His comments echoed remarks by US Secretary of State Condoleezza Rice, who has called for a political framework to first be laid down to prevent a return to violence, including bolstering the Lebanese government to help disarm Hezbollah.
However Lebanese government sources said the talks showed up differences between the two sides on the timetable following the imposition of the ceasefire.
"We gave them the following position. An immediate ceasefire and at the same time an Israeli retreat beyond the blue line (border) and deployment of the Lebanese army in the south with a reinforced UN force," a government source said, asking not to be named.
"The points of view stayed far apart," the source added.
Welch came to Lebanon almost one week after Rice was forced to shelve a visit here during a tour of the Middle East.
Rice's visit was called off because of anger over Israel's bombardment of the village of Qana which killed 28 people, with protests also aimed at the United States, Israel's staunchest ally.
Overnight, the seat of the Lebanese government in downtown Beirut was surrounded by security forces to keep away several hundred demonstrators, many waving yellow Hezbollah flags, protesting against Mr Welch's visit.
His visit came as the United States and France reached an accord on a resolution for the UN Security Council on the crisis.
"An accord has been found between the French and Americans on the draft resolution on the Middle East prepared by France to call for a complete cessation of hostilities and work towards permanent ceasefire and long-term solution," said French authorities.

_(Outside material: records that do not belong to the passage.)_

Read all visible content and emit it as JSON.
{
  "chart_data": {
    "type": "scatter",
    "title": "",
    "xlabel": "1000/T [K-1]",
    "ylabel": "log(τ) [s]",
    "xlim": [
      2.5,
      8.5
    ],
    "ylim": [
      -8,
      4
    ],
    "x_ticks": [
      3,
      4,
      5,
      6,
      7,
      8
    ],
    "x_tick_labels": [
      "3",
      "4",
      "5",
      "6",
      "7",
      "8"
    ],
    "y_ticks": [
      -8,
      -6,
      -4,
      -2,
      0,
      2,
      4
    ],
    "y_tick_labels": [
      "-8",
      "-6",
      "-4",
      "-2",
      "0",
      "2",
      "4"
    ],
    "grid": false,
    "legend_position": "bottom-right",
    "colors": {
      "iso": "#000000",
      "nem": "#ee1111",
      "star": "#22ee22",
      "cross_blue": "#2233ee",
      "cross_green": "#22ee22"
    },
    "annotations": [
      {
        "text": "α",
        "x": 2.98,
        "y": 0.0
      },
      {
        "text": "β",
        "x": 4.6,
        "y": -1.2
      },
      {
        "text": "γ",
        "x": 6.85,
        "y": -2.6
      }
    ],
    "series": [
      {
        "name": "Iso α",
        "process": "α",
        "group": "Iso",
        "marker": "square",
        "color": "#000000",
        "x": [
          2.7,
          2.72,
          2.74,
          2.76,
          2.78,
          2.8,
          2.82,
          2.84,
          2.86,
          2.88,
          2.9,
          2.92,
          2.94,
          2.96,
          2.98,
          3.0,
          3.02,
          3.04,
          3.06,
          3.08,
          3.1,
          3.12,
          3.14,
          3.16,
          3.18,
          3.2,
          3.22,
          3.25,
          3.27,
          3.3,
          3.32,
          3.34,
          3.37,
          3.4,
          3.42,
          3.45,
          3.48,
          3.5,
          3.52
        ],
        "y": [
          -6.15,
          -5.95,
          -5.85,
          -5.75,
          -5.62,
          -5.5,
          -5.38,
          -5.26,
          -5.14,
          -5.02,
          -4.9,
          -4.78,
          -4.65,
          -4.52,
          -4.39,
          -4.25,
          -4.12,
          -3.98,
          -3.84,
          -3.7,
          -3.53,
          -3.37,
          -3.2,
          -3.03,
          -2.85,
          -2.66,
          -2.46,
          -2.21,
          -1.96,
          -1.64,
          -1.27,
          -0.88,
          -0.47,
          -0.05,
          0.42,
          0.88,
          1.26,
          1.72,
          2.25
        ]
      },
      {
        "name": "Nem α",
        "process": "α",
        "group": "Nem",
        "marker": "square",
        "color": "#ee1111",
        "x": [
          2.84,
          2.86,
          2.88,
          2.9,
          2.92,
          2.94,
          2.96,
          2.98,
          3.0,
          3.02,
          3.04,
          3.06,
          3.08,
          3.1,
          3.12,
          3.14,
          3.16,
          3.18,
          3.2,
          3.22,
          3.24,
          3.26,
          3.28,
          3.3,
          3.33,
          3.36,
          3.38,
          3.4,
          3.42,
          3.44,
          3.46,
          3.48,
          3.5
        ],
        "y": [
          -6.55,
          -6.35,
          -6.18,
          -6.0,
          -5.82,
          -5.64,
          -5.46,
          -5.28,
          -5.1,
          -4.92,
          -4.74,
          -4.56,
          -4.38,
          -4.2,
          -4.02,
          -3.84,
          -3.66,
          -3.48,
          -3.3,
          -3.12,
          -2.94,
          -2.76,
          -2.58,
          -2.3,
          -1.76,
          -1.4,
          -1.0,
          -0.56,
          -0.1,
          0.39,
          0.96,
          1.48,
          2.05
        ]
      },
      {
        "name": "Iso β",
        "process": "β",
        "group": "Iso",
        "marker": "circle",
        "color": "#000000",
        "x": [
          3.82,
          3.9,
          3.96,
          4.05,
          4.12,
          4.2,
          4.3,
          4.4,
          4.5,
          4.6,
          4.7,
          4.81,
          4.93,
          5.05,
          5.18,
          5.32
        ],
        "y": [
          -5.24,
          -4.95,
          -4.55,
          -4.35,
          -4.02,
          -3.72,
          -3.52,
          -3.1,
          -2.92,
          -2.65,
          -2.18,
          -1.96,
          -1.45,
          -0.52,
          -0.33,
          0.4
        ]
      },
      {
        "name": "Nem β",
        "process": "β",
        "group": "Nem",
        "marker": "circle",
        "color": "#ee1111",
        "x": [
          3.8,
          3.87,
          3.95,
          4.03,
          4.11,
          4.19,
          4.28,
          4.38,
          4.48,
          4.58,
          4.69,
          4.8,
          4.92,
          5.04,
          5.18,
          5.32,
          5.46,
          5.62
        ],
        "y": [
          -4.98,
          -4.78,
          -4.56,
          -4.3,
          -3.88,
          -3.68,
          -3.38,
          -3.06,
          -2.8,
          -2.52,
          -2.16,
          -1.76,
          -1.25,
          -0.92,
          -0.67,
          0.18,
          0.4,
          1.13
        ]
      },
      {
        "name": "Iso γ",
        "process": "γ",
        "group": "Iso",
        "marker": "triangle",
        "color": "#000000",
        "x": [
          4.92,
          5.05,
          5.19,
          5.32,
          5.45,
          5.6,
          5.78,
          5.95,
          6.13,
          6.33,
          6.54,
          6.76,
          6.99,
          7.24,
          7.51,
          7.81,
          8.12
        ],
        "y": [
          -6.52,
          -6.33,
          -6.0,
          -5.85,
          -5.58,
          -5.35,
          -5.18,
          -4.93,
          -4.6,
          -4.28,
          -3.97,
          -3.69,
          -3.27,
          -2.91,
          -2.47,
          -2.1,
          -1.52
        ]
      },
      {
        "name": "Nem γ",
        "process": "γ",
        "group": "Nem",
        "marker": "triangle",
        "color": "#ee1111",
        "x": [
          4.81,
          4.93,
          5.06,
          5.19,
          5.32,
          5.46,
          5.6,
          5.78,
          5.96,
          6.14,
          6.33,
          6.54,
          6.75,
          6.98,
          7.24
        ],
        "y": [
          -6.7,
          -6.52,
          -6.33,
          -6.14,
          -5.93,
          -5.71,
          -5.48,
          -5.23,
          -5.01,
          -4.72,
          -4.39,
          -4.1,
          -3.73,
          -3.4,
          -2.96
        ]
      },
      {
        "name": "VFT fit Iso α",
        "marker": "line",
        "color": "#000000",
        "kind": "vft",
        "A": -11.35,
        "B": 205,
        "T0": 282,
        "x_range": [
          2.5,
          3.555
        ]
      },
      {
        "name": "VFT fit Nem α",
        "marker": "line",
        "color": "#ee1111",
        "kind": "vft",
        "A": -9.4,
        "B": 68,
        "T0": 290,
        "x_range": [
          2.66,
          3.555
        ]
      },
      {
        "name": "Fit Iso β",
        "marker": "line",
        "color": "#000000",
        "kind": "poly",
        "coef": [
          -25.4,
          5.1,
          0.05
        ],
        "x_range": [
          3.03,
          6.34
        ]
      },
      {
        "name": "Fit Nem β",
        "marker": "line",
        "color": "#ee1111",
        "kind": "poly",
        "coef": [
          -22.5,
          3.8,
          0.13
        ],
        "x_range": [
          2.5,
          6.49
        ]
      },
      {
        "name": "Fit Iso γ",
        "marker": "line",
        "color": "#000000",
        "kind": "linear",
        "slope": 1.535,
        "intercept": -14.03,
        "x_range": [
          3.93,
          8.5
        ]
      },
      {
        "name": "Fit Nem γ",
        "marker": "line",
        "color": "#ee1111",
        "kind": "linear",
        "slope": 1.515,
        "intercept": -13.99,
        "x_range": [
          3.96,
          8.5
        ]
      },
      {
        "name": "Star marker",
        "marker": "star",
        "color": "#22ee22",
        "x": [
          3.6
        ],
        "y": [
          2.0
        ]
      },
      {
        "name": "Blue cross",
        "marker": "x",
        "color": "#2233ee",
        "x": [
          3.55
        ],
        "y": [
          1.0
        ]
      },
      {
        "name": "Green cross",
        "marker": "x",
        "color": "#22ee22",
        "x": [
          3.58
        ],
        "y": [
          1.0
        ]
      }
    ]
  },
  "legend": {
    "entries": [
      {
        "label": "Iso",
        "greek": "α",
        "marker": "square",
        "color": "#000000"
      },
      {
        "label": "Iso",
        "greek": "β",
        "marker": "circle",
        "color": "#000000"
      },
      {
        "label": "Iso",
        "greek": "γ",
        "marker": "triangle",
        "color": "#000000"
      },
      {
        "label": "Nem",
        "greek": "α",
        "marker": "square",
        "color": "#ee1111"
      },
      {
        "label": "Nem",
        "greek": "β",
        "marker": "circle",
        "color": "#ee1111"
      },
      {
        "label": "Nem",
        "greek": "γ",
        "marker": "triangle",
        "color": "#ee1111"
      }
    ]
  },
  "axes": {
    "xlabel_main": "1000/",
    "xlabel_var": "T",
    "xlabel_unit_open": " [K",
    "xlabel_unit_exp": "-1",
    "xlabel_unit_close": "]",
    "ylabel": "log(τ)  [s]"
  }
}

Welch, who also met with the Shiite speaker of parliament Nabih Berri, seen as an intermediary for Hezbollah.
"There is no reason for the Israeli army to stay in Lebanon once a ceasefire as been put in place," said an aide to the Shiite speaker.
Welch admitted that the United States had been taken aback by the size of the challenge facing Lebanon after three weeks of Israeli bombardments.
"The challenges facing Lebanon today are much more difficult than we imagined," he said, emphasising that President George W. Bush and Rice were "determined" to support Lebanon.
"I hope that we can all work together to realise the dreams of the people of Lebanon."